В ту ночь я спал плохо. Мне снилась белая, с длинной ручкой кастрюля для молока, и я пытался решить вопрос, можно ли ее считать писателем. И почему-то я решил для себя, что считать писателем ее, пожалуй, и нельзя, но принять в Союз можно. Снилось мне заседание приемной комиссии и выступление одного из членов комиссии, что принять кастрюлю просто необходимо, потому что она не бездарна – ничего бездарного пока что не написала.
– Это правильно, – глубокомысленно соглашалось некое значительное лицо, раздуваясь, словно воздушный шар.
Конечно, присниться человеку может все, что угодно. В том числе и такая абракадабра. Но подобная абракадабра сплошь и рядом происходит и наяву. В бытность мою – три срока – членом бюро секции прозы Союза писателей я неоднократно бывал свидетелем таких примерно отзывов при приеме нового члена:
– Книгу, которую представил товарищ такой-то, не назовешь, конечно, талантливой. Да, она серая книга, но у нас же не союз талантливых писателей, а союз советских писателей.
Вы думаете, это говорилось с юмором? Нет, это утверждал всерьез обычно такой же советский, но не талантливый.
Поначалу я возражал против такой формулировки, утверждая, что профессия писателя от всех прочих тем именно и отличается, что подразумевает в носителе ее наличие писательского таланта. Я считал, что определение «талантливый писатель» есть тавтология. Неталантливый писатель – это вообще не писатель. Признаюсь, в то время я даже помешал некоторым неписателям вступить в Союз, но впоследствии счел свой принцип несправедливым. Я увидел, что 90 процентов, а то и больше членов Союза и есть неписатели. То есть они исписывают, конечно, некоторое количество бумаги текстом, который потом набирается, печатается, заключается в твердую или мягкую обложку и перед сдачей в макулатуру выставляется на прилавках магазинов. Но он, этот текст, чаще всего не имеет никакого содержания. Ни морального, ни эстетического, ни даже политического. Я перестал придираться к неписателям. Я подумал, что если таких неписателей в Союзе подавляющее большинство, то почему не принять еще и этого, который пока не состоит, но он ничем не хуже уже состоящих. (Положение тут безвыходное: неписатель, вступив в должность писателя и пытаясь закрепить свое право на эту должность, довольно умело используя обстановку, начинает впоследствии доказывать, что он и есть писатель, что только такие писатели и нужны, а вот те, кого определяли писателями по старым меркам, они и есть неписатели.)

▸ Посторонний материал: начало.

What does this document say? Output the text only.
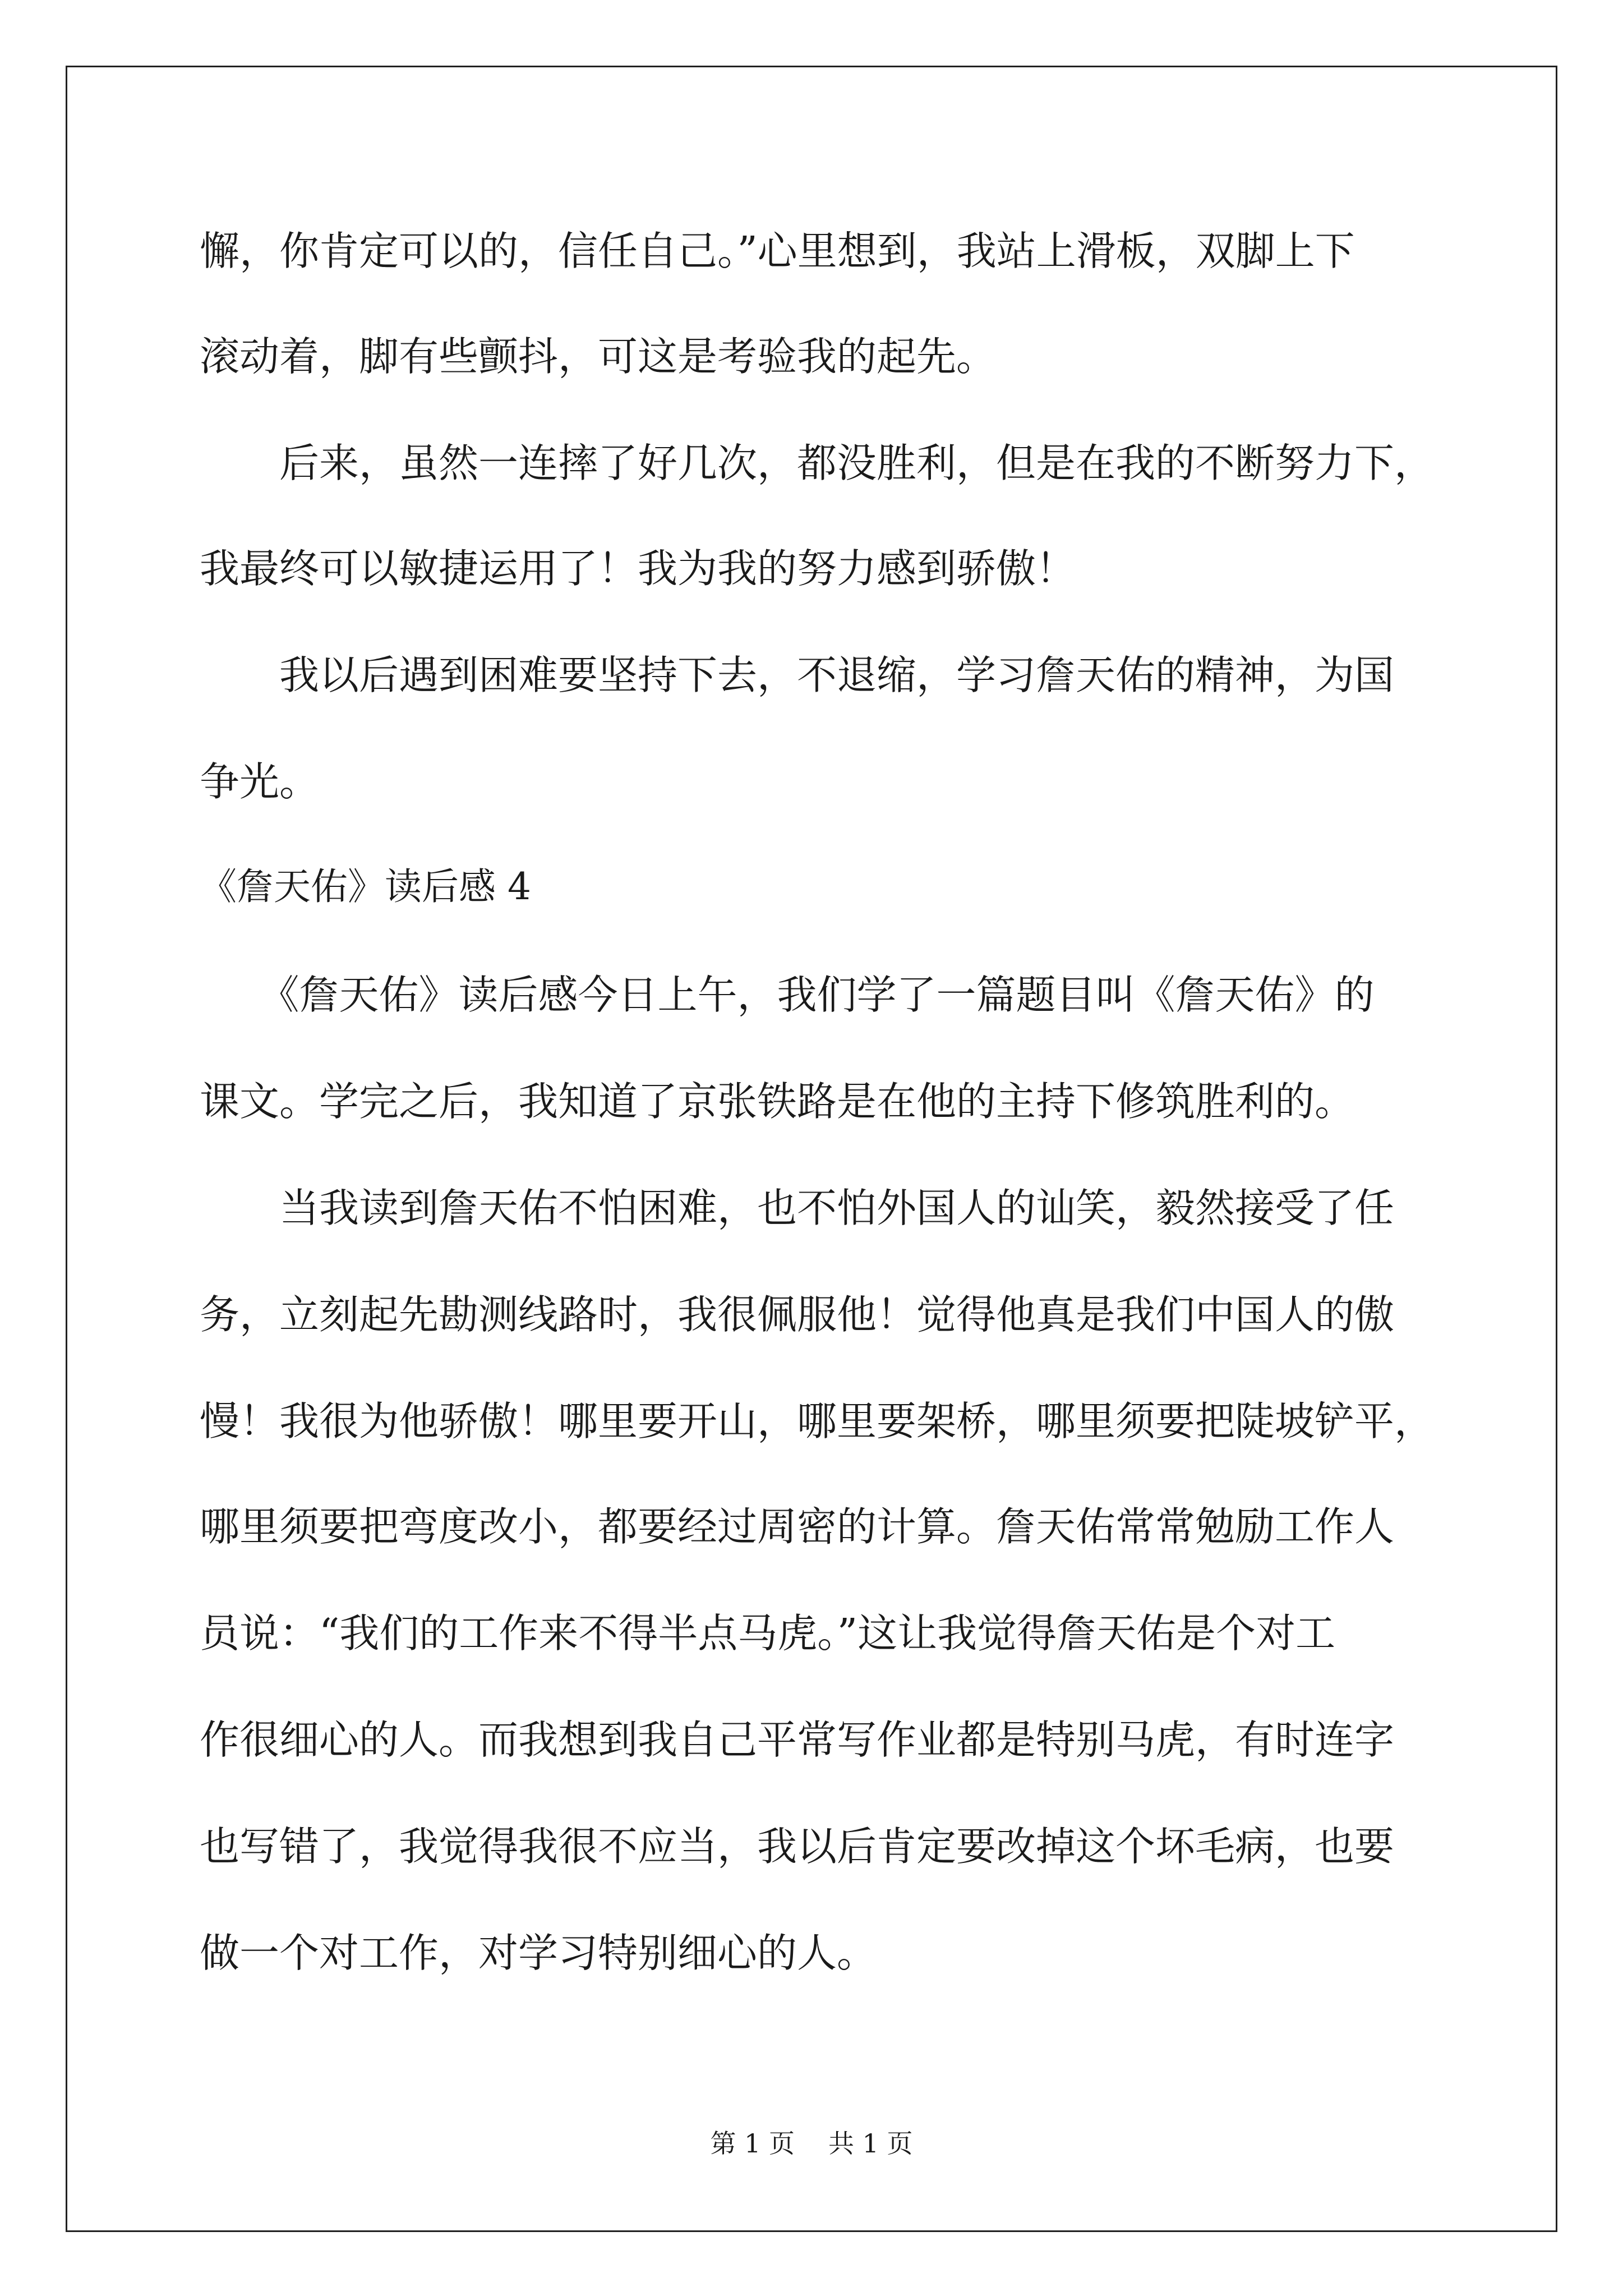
懈，你肯定可以的，信任自己。”心里想到，我站上滑板，双脚上下
滚动着，脚有些颤抖，可这是考验我的起先。
　　后来，虽然一连摔了好几次，都没胜利，但是在我的不断努力下，
我最终可以敏捷运用了！我为我的努力感到骄傲！
　　我以后遇到困难要坚持下去，不退缩，学习詹天佑的精神，为国
争光。
《詹天佑》读后感 4
　　《詹天佑》读后感今日上午，我们学了一篇题目叫《詹天佑》的
课文。学完之后，我知道了京张铁路是在他的主持下修筑胜利的。
　　当我读到詹天佑不怕困难，也不怕外国人的讪笑，毅然接受了任
务，立刻起先勘测线路时，我很佩服他！觉得他真是我们中国人的傲
慢！我很为他骄傲！哪里要开山，哪里要架桥，哪里须要把陡坡铲平，
哪里须要把弯度改小，都要经过周密的计算。詹天佑常常勉励工作人
员说：“我们的工作来不得半点马虎。”这让我觉得詹天佑是个对工
作很细心的人。而我想到我自己平常写作业都是特别马虎，有时连字
也写错了，我觉得我很不应当，我以后肯定要改掉这个坏毛病，也要
做一个对工作，对学习特别细心的人。
第 1 页 共 1 页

Вышеприведенные рассуждения касались только лиц, не достигших к моменту вступления в Союз писателей больших чинов. Но если вступает Некто, занимающий где-то высокую должность, про него не говорят, что его надо принять, хотя он и плохо пишет. Про него сразу рубят, что он не какой-нибудь, а просто Большой Писатель. На этой теме мы еще остановимся, а пока вернемся к нашему уважаемому.
Итак, из Америки он вернулся надутый. И было отчего. Он прожил там шесть лет и даже во время отпуска не всегда посещал родные края. Иногда с семьей отдыхал в Ницце (вы, читатель, отдыхали когда-нибудь в Ницце?). Из дальних странствий возвратясь, на свои трудовые сертификаты приобрел «Волгу» нового образца, обменял квартиру маленькую двухкомнатную на большую трехкомнатную, обставил ее привозной мебелью и оборудовал «ихней» техникой, в число которой входит и какой-то неописуемый унитаз, о котором в среде литературной общественности слагались легенды.
Казалось бы, что еще человеку нужно? Но человек, особенно человек творческий, как известно, никогда не останавливается на достигнутом. Поставил один унитаз, хочется поставить второй, а куда?
Вот то-то и оно-то…
Мне советовали обратиться к Вере Ивановне Буниной. Она у нас в кооперативе Председатель (тоже небось надо с большой буквы) ревизионной комиссии. То есть той самой комиссии, которая обязана наблюдать, чтобы правление вершило свои дела в соответствии с волей большинства пайщиков и действующим законодательством. Набирая номер ее телефона, я надеялся найти у нее управу на Турганова и его уважаемого протеже. Тем более что она, как говорили, ко мне очень хорошо относится.
– А что вы хотите? – спросила она вполне недружелюбно.
Я даже слегка опешил:
– Как? Я хочу получить квартиру.
– Ну так и получайте, вам же предлагают квартиру Бажовой.
– Я не хочу квартиру Бажовой, я хочу ту, которая освободилась.
– То есть вы хотите квартиру хорошую, – уличила она меня тут же.
– А вы хотите плохую? – поинтересовался я.
– Сейчас не обо мне речь, а о вас. Давайте говорить прямо: вы хотите квартиру хорошую. – Она так подчеркивала интонационно это слово – «хорошую», как будто в этом была видна вся степень моего падения.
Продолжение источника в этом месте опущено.